Infuriated by the abysmal mix of Strictly Personal, executed without the Captain's knowledge or approval, Beefheart left Blue Thumb and realigned himself with Zappa, who oversaw the chaotic 1969 rehearsals for Trout Mask Replica, recorded at the band's house in Woodland Hills, California, and presented in all their ragged, somewhat underwhelming glory on the third disc of Grow Fins. The sans-vocals rehearsals are staggering musically, with Beefheart's screeching reed blowing intermingling with French's mathematical percussion and the twin guitar work of Bill Harkleroad and Jeff Cotton. But without Beefheart's screams and growls and surreal, artful babble, the demos only approximate the genius and brilliance of Trout Mask Replica; imagine an Exile on Main Street without Mick Jagger's vocals and you get the picture. (As for Grow Fins' fourth disc, a brief set of vintage Trout Mask recitations and discussions with a baffled and irritated neighbor, it makes for a fun listen the first couple of times you hear it.)

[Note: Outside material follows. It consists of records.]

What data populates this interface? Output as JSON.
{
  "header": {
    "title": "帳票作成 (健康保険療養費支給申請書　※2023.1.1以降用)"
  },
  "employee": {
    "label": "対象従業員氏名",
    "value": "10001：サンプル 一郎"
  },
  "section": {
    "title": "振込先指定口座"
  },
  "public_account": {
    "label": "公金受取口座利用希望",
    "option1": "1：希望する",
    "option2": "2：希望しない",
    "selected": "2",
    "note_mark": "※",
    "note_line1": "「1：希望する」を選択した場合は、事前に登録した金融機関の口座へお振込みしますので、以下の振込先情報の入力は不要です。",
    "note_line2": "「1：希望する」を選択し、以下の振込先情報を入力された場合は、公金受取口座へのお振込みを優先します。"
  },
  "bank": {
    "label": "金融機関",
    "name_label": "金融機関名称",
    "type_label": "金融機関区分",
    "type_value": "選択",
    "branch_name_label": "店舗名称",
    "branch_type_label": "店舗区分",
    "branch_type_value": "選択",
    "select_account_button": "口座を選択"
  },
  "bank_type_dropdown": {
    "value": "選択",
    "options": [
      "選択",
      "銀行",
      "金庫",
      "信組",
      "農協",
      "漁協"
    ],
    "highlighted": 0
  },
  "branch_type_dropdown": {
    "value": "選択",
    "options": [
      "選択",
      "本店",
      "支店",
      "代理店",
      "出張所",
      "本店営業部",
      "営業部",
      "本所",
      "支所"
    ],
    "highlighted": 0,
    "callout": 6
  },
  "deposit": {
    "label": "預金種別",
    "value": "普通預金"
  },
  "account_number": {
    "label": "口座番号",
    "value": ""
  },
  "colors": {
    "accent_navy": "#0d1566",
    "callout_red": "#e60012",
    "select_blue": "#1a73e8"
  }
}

Following the release of Trout Mask, Beefheart and the constantly changing Magic Band returned to a slightly more conventional approach to melody, arrangement, and instrumentation. They would produce eccentric blues (Lick My Decals Off, Baby, The Spotlight Kid), quasi-rock-and-soul boogie (Clear Spot), horrid shots at the mainstream (Unconditionally Guaranteed, Bluejeans & Moonbeams), and a triumvirate of albums that were innovatively forward-looking and infused with the brilliance of Beefheart's past: Shiny Beast (Bat Chain Puller), Doc at the Radar Station, and Ice Cream for Crow, his final release from 1982.
Grow Fins concludes with a dazzling overview of the Captain's last thirteen years in music, culled mostly from early Seventies live work that was far more wiggy than what he was releasing at the time. This is where Beefheart's eccentricities run rampant, with the Magic Band intuitively following their manic leader while cutting their own bizarre path through the riotous noise. Sure, John French's nine-minute drum piece "Spitball Scalped Uh Baby" is about eight minutes too much of a good thing, and the live take of "Click Clack" pales next to the one on The Spotlight Kid. But the version here of "When Big Joan Sets Up," taken from a 1971 concert in Detroit, is a brutal squawker that, like the bulk of Grow Fins, defines the legacy of rock's most unique visionary. It's a loud, ravaging mess, infused with passion and madness, utterly transcendent, mind-expanding, brain-rattling. No acid required.